It's a tax refund. The only way you don't get it refunded is laziness.
Moto's carrying the concept forward with lapdocks for most or their recent multi-core phones. Yeah, underpowered, because of the phone processor, but there are tablets with more anemic processing cores, so as these things go it's not bad.
That's no laptop. Frankly, the idea of the IBM 5100 as a laptop is sustainable only in The Dozens: "Yo momma so fat her laptop's an IBM 5100!"
There were lots of portable computers but nothing like the old 100. It was the first computer that was a true analog to it's desktop counterpart in the now familiar truely portable clamshell formfactor.
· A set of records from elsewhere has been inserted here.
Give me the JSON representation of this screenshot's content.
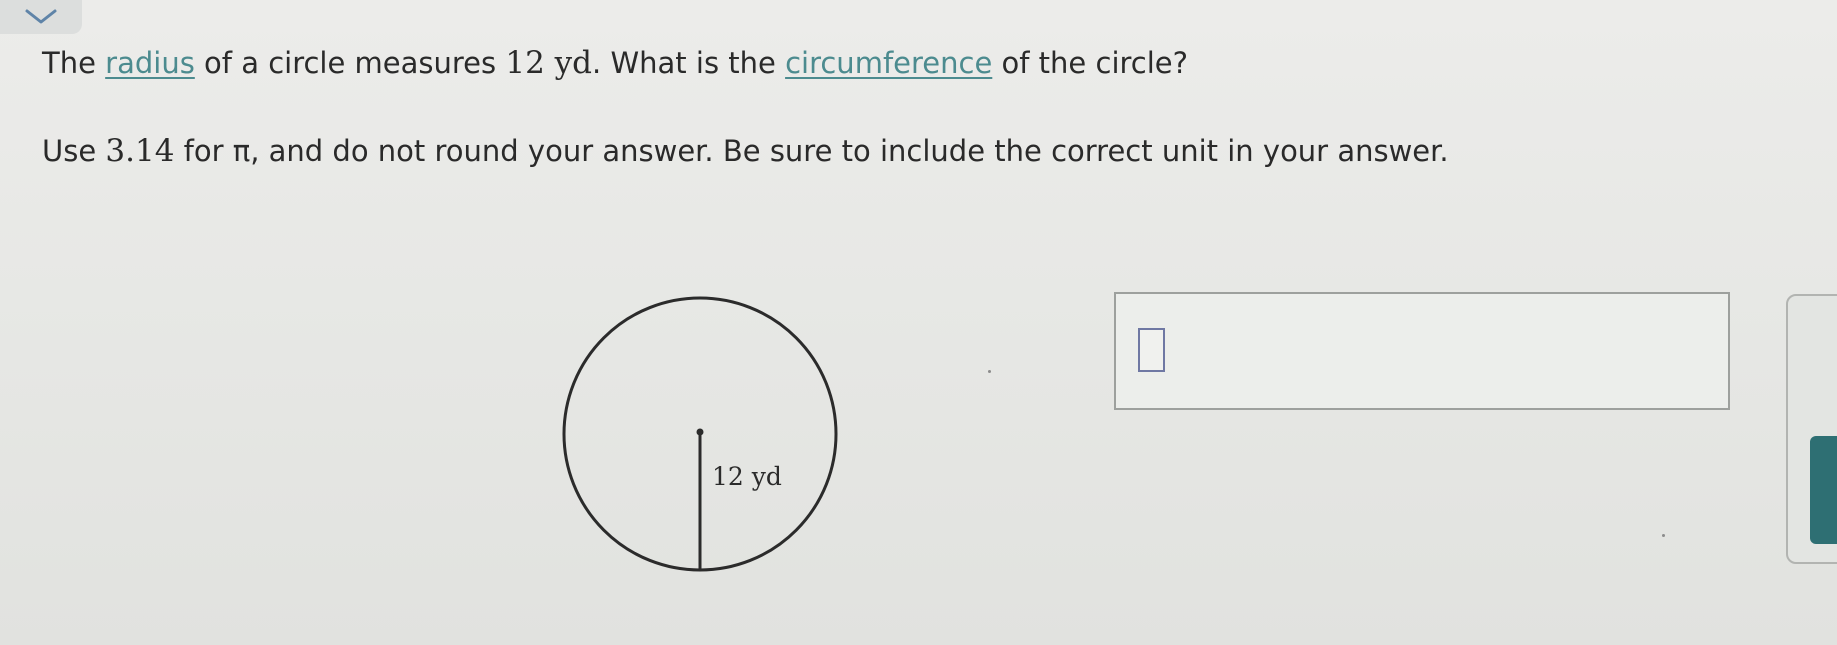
{
  "header": {
    "collapse_icon": "chevron-down-icon"
  },
  "question": {
    "prefix": "The ",
    "radius_link": "radius",
    "middle": " of a circle measures ",
    "measure": "12 yd",
    "middle2": ". What is the ",
    "circumference_link": "circumference",
    "suffix": " of the circle?"
  },
  "instruction": {
    "prefix": "Use ",
    "pi_value": "3.14",
    "middle": " for π, and do not round your answer. Be sure to include the correct unit in your answer."
  },
  "figure": {
    "radius_label": "12 yd"
  },
  "answer": {
    "value": "",
    "placeholder": ""
  },
  "colors": {
    "link": "#4c8b8f",
    "accent": "#2e6f73",
    "input_cursor_border": "#6f78a3"
  }
}
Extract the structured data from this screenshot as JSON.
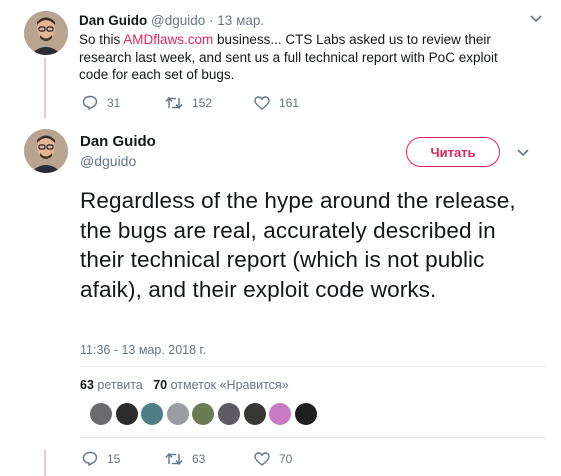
{
  "tweet1": {
    "name": "Dan Guido",
    "handle": "@dguido",
    "separator": "·",
    "date": "13 мар.",
    "text_before": "So this ",
    "link": "AMDflaws.com",
    "text_after": " business... CTS Labs asked us to review their research last week, and sent us a full technical report with PoC exploit code for each set of bugs.",
    "replies": "31",
    "retweets": "152",
    "likes": "161"
  },
  "tweet2": {
    "name": "Dan Guido",
    "handle": "@dguido",
    "follow_label": "Читать",
    "text": "Regardless of the hype around the release, the bugs are real, accurately described in their technical report (which is not public afaik), and their exploit code works.",
    "timestamp": "11:36 - 13 мар. 2018 г.",
    "retweet_count": "63",
    "retweet_label": "ретвита",
    "like_count": "70",
    "like_label": "отметок «Нравится»",
    "replies": "15",
    "retweets": "63",
    "likes": "70"
  },
  "icons": [
    "reply-icon",
    "retweet-icon",
    "heart-icon",
    "chevron-down-icon"
  ],
  "colors": {
    "accent": "#e0245e",
    "muted": "#657786",
    "text": "#14171a",
    "thread": "#e6c9cd"
  },
  "likers": [
    "#6b6a6e",
    "#2c2c2e",
    "#4f7f86",
    "#9a9ea2",
    "#6b7b54",
    "#5d5a64",
    "#3a3737",
    "#c87ac2",
    "#1f1f1f"
  ]
}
Data General One. 1984 (predating Macintosh Portable by 5 years and Powerbook 100 by 7). Precisely equivalent to many desktop systems of the time (IBM PC/XT standard: MS-DOS, Intel 8088 processor, floppy boot) except portable, battery-powered, and clamshell laptop format.
Sorry. The Powerbook 100 represents an incremental evolution of the laptop idea, but it's not really ground-breaking by any unbiased standard.
That has got to be the most ironically long-winded "tl;dr" I may have even seen.
Well, I felt obligated to follow parent poster's lead, but I will admit that the XKCD's take feels more Right. Except for all the parentheses. Lisp. *shudder*.
If Lisp is right, I'd rather be wrong. I guess I have more kinship to the blaster-waving barbarians.